Anno 2015 is Gooi en Vechtstreek nog steeds de duurste woonregio van Nederland. Hier moet nu gemiddeld € 330.000 op tafel worden gelegd. Zuid-Kennemerland en de regio Amsterdam volgen op plaats twee en drie. De regio’s in het noorden van Nederland behoren nog steeds tot de goedkoopste regio’s waar nu iets meer € 150.000 gemiddeld wordt betaald. Ook Parkstad Limburg heeft zich nu bij de goedkoopste regio’s gevoegd, in 1993 nog een goede middenmoter.

Prijsverschil met 1993

De verschillen in ontwikkeling worden duidelijk als de gemiddelde koopsom van 2015 wordt vergeleken met die van 1993. We zien dan dat in Parkstad Limburg in deze 22 jaar de minste prijsstijging wordt gerealiseerd. Een ruime verdubbeling (104%), van € 77.000 naar € 157.000. Andere regio’s in Limburg stijgen eveneens minder dan de rest van Nederland. De meeste regio’s in Friesland hebben echter een inhaalslag gemaakt van 200% of meer en dat is opmerkelijk. Zuid-Kennemerland en de regio Amsterdam kennen met 240 tot 250% de grootste koopsomstijging. Naast de factoren die landelijk uniform zijn, zoals hypotheekrente en fiscale regels, zijn er eveneens factoren die regionaal verschillen. Denk hierbij aan economische ontwikkelingen, uitbreiding van de woningvoorraad, verbetering van de woningkwaliteit en vooral de laatste jaren ook de demografische ontwikkelingen. Het is echter lastig zijn om aan te geven welke factoren voor welk deel van de prijsontwikkeling verantwoordelijk zijn. We zien namelijk dat de ontwikkelingen in de verschillende periodes zeer divers verlopen. De bijgevoegde gafieken maken dit duidelijk.

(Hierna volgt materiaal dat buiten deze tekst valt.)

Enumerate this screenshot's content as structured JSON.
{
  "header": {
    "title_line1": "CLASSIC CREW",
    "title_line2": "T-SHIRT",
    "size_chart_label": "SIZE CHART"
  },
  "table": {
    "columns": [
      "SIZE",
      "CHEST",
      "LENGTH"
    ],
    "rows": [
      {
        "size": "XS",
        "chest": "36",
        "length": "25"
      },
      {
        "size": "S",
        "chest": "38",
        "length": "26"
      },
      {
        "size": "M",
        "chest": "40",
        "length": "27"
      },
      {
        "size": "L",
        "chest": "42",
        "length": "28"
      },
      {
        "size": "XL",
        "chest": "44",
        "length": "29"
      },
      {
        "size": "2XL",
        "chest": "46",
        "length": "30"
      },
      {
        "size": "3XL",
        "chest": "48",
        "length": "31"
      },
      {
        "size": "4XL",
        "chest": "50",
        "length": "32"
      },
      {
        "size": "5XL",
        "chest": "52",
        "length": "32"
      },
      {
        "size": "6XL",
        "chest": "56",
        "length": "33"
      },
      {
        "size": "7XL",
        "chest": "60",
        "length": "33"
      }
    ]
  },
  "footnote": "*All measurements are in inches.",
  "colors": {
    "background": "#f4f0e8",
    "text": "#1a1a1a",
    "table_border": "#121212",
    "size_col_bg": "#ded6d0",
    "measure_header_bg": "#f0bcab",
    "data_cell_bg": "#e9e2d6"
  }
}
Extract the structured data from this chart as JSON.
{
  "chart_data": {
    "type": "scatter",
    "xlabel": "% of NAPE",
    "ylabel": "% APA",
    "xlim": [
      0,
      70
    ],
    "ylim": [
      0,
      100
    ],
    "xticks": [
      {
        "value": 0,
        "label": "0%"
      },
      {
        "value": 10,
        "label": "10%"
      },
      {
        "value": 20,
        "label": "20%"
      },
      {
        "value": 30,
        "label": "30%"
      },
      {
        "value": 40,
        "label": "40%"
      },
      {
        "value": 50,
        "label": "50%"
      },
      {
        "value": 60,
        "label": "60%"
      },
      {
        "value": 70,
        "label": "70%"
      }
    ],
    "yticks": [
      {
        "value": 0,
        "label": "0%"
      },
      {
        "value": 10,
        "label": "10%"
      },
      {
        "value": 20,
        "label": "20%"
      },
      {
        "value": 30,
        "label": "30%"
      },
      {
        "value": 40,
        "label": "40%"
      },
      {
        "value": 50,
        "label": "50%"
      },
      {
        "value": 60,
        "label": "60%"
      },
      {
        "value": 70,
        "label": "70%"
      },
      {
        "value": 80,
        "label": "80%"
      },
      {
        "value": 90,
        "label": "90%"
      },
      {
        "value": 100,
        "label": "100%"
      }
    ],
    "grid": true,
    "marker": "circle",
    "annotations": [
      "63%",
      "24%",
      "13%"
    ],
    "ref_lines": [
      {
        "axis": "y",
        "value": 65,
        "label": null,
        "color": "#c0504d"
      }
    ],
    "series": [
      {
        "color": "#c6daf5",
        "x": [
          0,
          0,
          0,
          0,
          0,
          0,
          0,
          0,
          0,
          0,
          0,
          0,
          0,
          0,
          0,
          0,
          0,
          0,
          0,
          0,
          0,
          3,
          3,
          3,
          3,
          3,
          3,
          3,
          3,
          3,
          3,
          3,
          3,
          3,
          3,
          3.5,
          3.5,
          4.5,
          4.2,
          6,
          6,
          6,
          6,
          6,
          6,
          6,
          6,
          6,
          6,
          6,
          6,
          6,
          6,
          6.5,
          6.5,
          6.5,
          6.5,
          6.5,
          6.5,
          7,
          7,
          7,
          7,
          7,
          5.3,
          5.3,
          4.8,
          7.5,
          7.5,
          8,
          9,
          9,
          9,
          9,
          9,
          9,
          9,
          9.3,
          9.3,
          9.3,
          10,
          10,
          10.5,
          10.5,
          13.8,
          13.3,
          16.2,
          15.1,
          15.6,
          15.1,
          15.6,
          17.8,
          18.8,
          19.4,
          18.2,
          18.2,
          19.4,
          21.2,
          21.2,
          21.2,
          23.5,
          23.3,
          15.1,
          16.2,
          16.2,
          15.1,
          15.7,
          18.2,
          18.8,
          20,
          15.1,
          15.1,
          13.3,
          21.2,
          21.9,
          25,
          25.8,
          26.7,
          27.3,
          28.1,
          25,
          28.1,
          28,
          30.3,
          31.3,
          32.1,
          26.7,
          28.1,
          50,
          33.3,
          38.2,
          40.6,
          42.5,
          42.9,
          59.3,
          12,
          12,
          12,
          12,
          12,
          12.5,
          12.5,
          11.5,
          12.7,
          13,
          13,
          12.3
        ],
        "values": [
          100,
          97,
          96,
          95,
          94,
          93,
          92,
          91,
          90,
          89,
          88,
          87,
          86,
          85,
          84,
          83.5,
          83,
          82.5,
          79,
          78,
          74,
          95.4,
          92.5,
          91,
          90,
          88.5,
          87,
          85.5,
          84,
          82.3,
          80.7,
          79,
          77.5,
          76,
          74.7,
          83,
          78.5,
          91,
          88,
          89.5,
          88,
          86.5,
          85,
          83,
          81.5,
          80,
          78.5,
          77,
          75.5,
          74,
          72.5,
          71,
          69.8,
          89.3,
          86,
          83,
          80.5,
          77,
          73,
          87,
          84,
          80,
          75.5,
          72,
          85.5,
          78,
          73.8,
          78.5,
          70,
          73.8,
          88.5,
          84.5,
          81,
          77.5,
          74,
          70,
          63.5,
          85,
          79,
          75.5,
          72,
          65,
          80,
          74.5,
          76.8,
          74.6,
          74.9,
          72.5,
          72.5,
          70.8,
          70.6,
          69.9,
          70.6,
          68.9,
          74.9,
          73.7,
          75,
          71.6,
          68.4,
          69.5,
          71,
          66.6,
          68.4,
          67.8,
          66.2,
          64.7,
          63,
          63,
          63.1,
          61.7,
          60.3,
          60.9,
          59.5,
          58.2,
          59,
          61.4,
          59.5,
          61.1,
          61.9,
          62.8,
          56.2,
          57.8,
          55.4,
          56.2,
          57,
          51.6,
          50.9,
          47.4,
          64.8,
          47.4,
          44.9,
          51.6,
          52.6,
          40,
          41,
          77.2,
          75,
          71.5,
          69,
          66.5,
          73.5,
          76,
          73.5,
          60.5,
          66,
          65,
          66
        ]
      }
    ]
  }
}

Koopsomsomdaling ten opzichte van het topjaar 2008

Als de gemiddelde koopsom van 2015 met 2008 wordt vergeleken, dan noteert alleen Zeeuws-Vlaanderen een stijging (6%). Regio Amsterdam is nog slechts 2% van het niveau van 2008 verwijderd, maar in gebieden als Alblasserwaard/Vijfheerenlanden, Maasduinen en Goeree-Overflakkee bedraagt het prijsverschil nog altijd meer dan 20%. Vanaf 2013 stijgt de gemiddelde koopsom in bijna alle regio’s met de regio Amsterdam als absolute uitschieter. De gemiddelde koopsom stijgt in twee jaar tijd met ruim 16%.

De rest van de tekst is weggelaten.